![Les silos à grains partiellement effondrés et endommagés par l’explosion du port de Beyrouth, le 4 août 2020, toujours visibles quatre ans plus tard, le vendredi 2 août 2024.](http://img.lemde.fr/2024/08/02/0/0/7000/4667/664/0/75/0/c4f50c8_1722609647227-698689.jpg)
Le 4 août 2020, Malek Mehio se trouvait dans le salon de ses parents à Beyrouth-Ouest, dans le quartier de Zarif, près de Verdun, lorsqu’une monstrueuse explosion a ébranlé l’appartement de ses parents comme l’ensemble de la capitale libanaise, ravagée par l’explosion de l’entrepôt n° 12 du port de Beyrouth, rempli de centaines de tonnes de nitrate d’ammonium qui ont accidentellement pris feu. Le jeune homme est jeté à terre, l’artère et la veine fémorale sectionnées par des éclats de verre, le nerf sciatique écrasé.

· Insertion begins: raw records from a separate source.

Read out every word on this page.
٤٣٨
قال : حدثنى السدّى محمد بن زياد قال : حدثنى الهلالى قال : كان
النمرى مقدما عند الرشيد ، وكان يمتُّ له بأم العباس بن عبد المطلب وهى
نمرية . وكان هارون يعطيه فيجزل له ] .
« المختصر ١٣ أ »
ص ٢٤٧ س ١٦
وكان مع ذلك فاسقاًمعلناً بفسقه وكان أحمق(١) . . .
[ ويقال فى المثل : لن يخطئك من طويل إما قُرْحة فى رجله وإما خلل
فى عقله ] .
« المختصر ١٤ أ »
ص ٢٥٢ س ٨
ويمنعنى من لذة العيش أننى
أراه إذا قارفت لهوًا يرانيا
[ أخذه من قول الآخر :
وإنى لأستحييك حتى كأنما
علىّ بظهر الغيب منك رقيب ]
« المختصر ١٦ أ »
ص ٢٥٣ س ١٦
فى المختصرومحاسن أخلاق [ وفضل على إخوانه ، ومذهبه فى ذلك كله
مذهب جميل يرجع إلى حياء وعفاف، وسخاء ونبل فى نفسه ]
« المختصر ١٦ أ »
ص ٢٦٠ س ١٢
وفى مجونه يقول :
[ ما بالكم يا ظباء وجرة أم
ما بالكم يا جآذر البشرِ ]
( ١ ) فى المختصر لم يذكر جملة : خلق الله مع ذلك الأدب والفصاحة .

Il perd cinq litres de sang mais les services de secours, débordés, ne peuvent le récupérer. « C’est finalement mon père qui, avec un ménisque cassé et un ligament sectionné, m’a porté jusqu’à l’hôpital le plus proche », raconte-t-il.
A ce jour, le jeune homme de 25 ans souffre de troubles de stress post-traumatique ainsi que de séquelles physiques. A l’époque de l’explosion du port de Beyrouth, Malek Mehio, français et libanais, était étudiant en France et rendait visite à ses proches. Aujourd’hui, il vient de terminer ses études et ses parents, épuisés par la crise économique, l’absence de perspectives politiques et les blocages de la justice, ont quitté le Liban pour s’installer à Paris, où Malek Mehio est né et où sa famille avait déjà vécu.
Le juge Tarek Bitar, chargé de l’enquête, se voit empêché de notifier convocations et mandats d’arrêt aux personnes mises en cause dans l’affaire, parmi lesquelles figurent notamment des responsables politiques et sécuritaires. L’action du juge d’instruction est entravée par une dizaine de recours en dessaisissement et en responsabilité de l’Etat. Depuis 2023, les investigations sont également gelées par une décision de l’ancien procureur général près la Cour de cassation, Ghassan Oueidate, qui interdit aux services de sécurité de se conformer aux instructions du juge Bitar.
Sur les 235 morts et 6 500 blessés causés par l’explosion du 4 août 2020, au moins une cinquantaine de victimes sont françaises ou franco-libanaises. C’est donc logiquement que le pôle accidents collectifs du parquet de Paris a ouvert, dès le 5 août 2020, une « enquête miroir ». Puis, « par réquisitoire introductif du 11 août 2020, nous avons ouvert une instruction, sur les infractions d’homicides et blessures involontaires », déclare au Monde le parquet de Paris.
Sociétés-écrans
Du fait des entraves posées à l’enquête judiciaire au Liban, l’espoir des victimes franco-libanaises se tourne désormais vers la justice française. Mais les investigations s’avèrent longues et complexes dans un dossier tentaculaire qui va de la Russie à la Syrie en passant par le Mozambique, Chypre ou le Royaume-Uni. Derrière la cargaison de nitrate d’ammonium se cache un enchevêtrement de sociétés-écrans, d’hommes de paille et de destinataires fantômes.